Foon made the comment today during a radio interview in which he was discussing the future of the television show Police Ten 7.
Speaking to Newstalk ZB's Mike Hosking, Foon said the show did "target more brown people than white people so therefore it is racist".
Foon cited evidence that Māori and Pasifika were overwhelmingly more likely to be subject to force from the police, such as use of dogs and Tasers.
The 2019 Tactical Options Report from police revealed that on a per capita basis Māori were 7.2 more likely than Pākehā to be on the receiving end of such force including OC (pepper) spray, empty hand tactics, Taser and firearms.
Asked by Hosking if the statistics he cited reflected more on the actions of those being arrested, Foon held firm.
"The police are racist," he said.
Foon also defended the TV show, saying Ten 7 was a "good programme" that helped communities to solve crime but argued that they need to "proportionalise the filming of brown people".
Police Association president Chris Cahill said Foon's statement detracted from the increasing diversity of recruits graduating through the Royal New Zealand Police College whose very presence would influence the future of policing in Aotearoa.
"This blanket assertion from Mr Foon is nothing less than a body blow to the many hard-working police officers, including Māori, Pasifika, Asian, Indian, Pakistani and those from other diverse backgrounds who make up the New Zealand Police, but have now been lumped in one 'racist' basket."
Foon said he has called Cahill and the pair have agreed to meet and discuss the matter.

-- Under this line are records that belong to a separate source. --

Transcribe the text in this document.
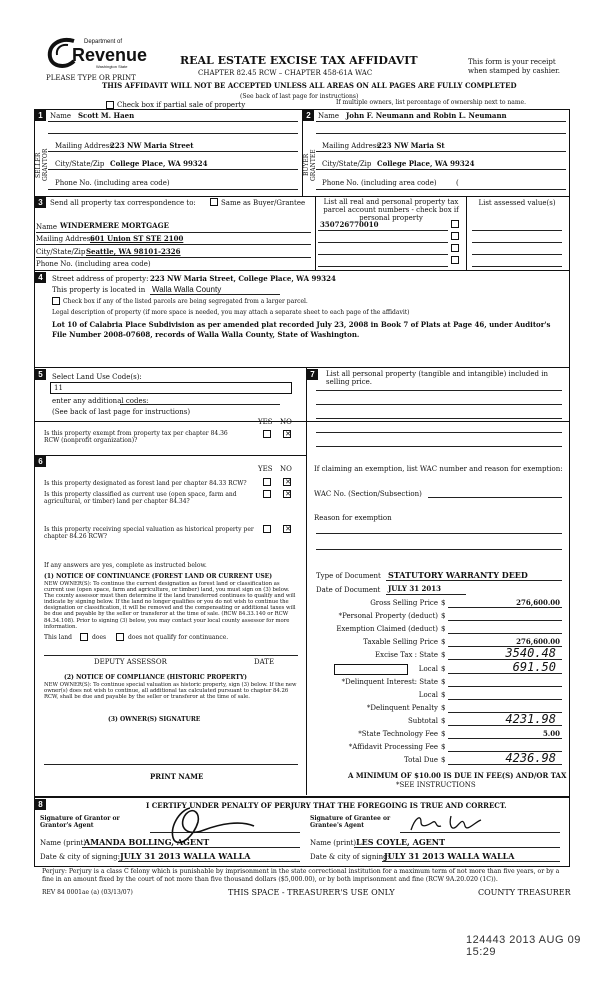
Department of
Revenue
Washington State	REAL ESTATE EXCISE TAX AFFIDAVIT
CHAPTER 82.45 RCW – CHAPTER 458-61A WAC
This form is your receipt
when stamped by cashier.
PLEASE TYPE OR PRINT
THIS AFFIDAVIT WILL NOT BE ACCEPTED UNLESS ALL AREAS ON ALL PAGES ARE FULLY COMPLETED
(See back of last page for instructions)
Check box if partial sale of property	If multiple owners, list percentage of ownership next to name.
1
SELLER GRANTOR
Name Scott M. Haen
Mailing Address
223 NW Maria Street
City/State/Zip College Place, WA 99324
Phone No. (including area code)
2
BUYER GRANTEE
Name John F. Neumann and Robin L. Neumann
Mailing Address
223 NW Maria St
City/State/Zip College Place, WA 99324
Phone No. (including area code)	(
3	Send all property tax correspondence to:	Same as Buyer/Grantee
Name WINDERMERE MORTGAGE
Mailing Address
601 Union ST STE 2100
City/State/Zip Seattle, WA 98101-2326
Phone No. (including area code)
List all real and personal property tax parcel account numbers - check box if personal property
List assessed value(s)
350726770010
4	Street address of property: 223 NW Maria Street, College Place, WA 99324
This property is located in Walla Walla County
Check box if any of the listed parcels are being segregated from a larger parcel.
Legal description of property (if more space is needed, you may attach a separate sheet to each page of the affidavit)
Lot 10 of Calabria Place Subdivision as per amended plat recorded July 23, 2008 in Book 7 of Plats at Page 46, under Auditor's File Number 2008-07608, records of Walla Walla County, State of Washington.
5	Select Land Use Code(s):
11
enter any additional codes:
(See back of last page for instructions)
YES NO
Is this property exempt from property tax per chapter 84.36 RCW (nonprofit organization)?
✕
6
YES NO
Is this property designated as forest land per chapter 84.33 RCW?
✕
Is this property classified as current use (open space, farm and agricultural, or timber) land per chapter 84.34?
✕
Is this property receiving special valuation as historical property per chapter 84.26 RCW?
✕
If any answers are yes, complete as instructed below.
(1) NOTICE OF CONTINUANCE (FOREST LAND OR CURRENT USE)
NEW OWNER(S): To continue the current designation as forest land or classification as current use (open space, farm and agriculture, or timber) land, you must sign on (3) below. The county assessor must then determine if the land transferred continues to qualify and will indicate by signing below. If the land no longer qualifies or you do not wish to continue the designation or classification, it will be removed and the compensating or additional taxes will be due and payable by the seller or transferor at the time of sale. (RCW 84.33.140 or RCW 84.34.108). Prior to signing (3) below, you may contact your local county assessor for more information.
This land	does	does not qualify for continuance.
DEPUTY ASSESSOR	DATE
(2) NOTICE OF COMPLIANCE (HISTORIC PROPERTY)
NEW OWNER(S): To continue special valuation as historic property, sign (3) below. If the new owner(s) does not wish to continue, all additional tax calculated pursuant to chapter 84.26 RCW, shall be due and payable by the seller or transferor at the time of sale.
(3) OWNER(S) SIGNATURE
PRINT NAME
7	List all personal property (tangible and intangible) included in selling price.
If claiming an exemption, list WAC number and reason for exemption:
WAC No. (Section/Subsection)
Reason for exemption
Type of Document STATUTORY WARRANTY DEED
Date of Document JULY 31 2013
Gross Selling Price $	276,600.00
*Personal Property (deduct) $
Exemption Claimed (deduct) $
Taxable Selling Price $	276,600.00
Excise Tax : State $	3540.48
Local $	691.50
*Delinquent Interest: State $
Local $
*Delinquent Penalty $
Subtotal $	4231.98
*State Technology Fee $	5.00
*Affidavit Processing Fee $
Total Due $	4236.98
A MINIMUM OF $10.00 IS DUE IN FEE(S) AND/OR TAX
*SEE INSTRUCTIONS
8	I CERTIFY UNDER PENALTY OF PERJURY THAT THE FOREGOING IS TRUE AND CORRECT.
Signature of Grantor or Grantor's Agent
Signature of Grantee or Grantee's Agent
Name (print)
AMANDA BOLLING, AGENT	Name (print) LES COYLE, AGENT
Date & city of signing: JULY 31 2013 WALLA WALLA	Date & city of signing:
JULY 31 2013 WALLA WALLA
Perjury: Perjury is a class C felony which is punishable by imprisonment in the state correctional institution for a maximum term of not more than five years, or by a fine in an amount fixed by the court of not more than five thousand dollars ($5,000.00), or by both imprisonment and fine (RCW 9A.20.020 (1C)).
REV 84 0001ae (a) (03/13/07)	THIS SPACE - TREASURER'S USE ONLY	COUNTY TREASURER
124443 2013 AUG 09 15:29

"As Race Relations Commissioner I would have thought Mr Foon would use his position to promote an informed debate about the many issues which contribute to the over-representation of Māori in negative statistics across our society, including justice, education, health, family violence, drug use and mental health," Cahill said.
"Many societal and family failures for Māori are already well in play by the time they come to the attention of police."
The association said Foon quoted statistics from Police's 2019 Tactical Options Report which showed Māori are more than seven times more likely than Pākehā to be subjected to force such as tasers, pepper spray and firearms.
But Cahill said such data was out of context without the background behind the offending.
"That this country's Race Relations Commissioner would put the blame on police, and then double down on that, is a waste of an opportunity to consider all parts of this picture," Cahill said.
"It seems Foon, now on record with a sweeping claim about police being racist, has excluded himself from bringing the skills and knowledge of his position to any future work police may want to do on an issue it is committed to addressing."
Foon's comment followed calls by Manukau Ward councillor Efeso Collins for TVNZ to scrap the show.
Collins said to RNZ that the show feeds on stereotypes - particularly of young brown men being brutish.
"I think if you look across the world, the fact that the US has dropped shows like Cops, which are all these chewing gum TV shows, that do nothing but you chew on something, get some flavour out of them, and then you spit them out.
"I think it's high time that a chewing gum show like Police Ten 7 was spat out of the New Zealand TV vernacular, because there's absolutely no need for it any more."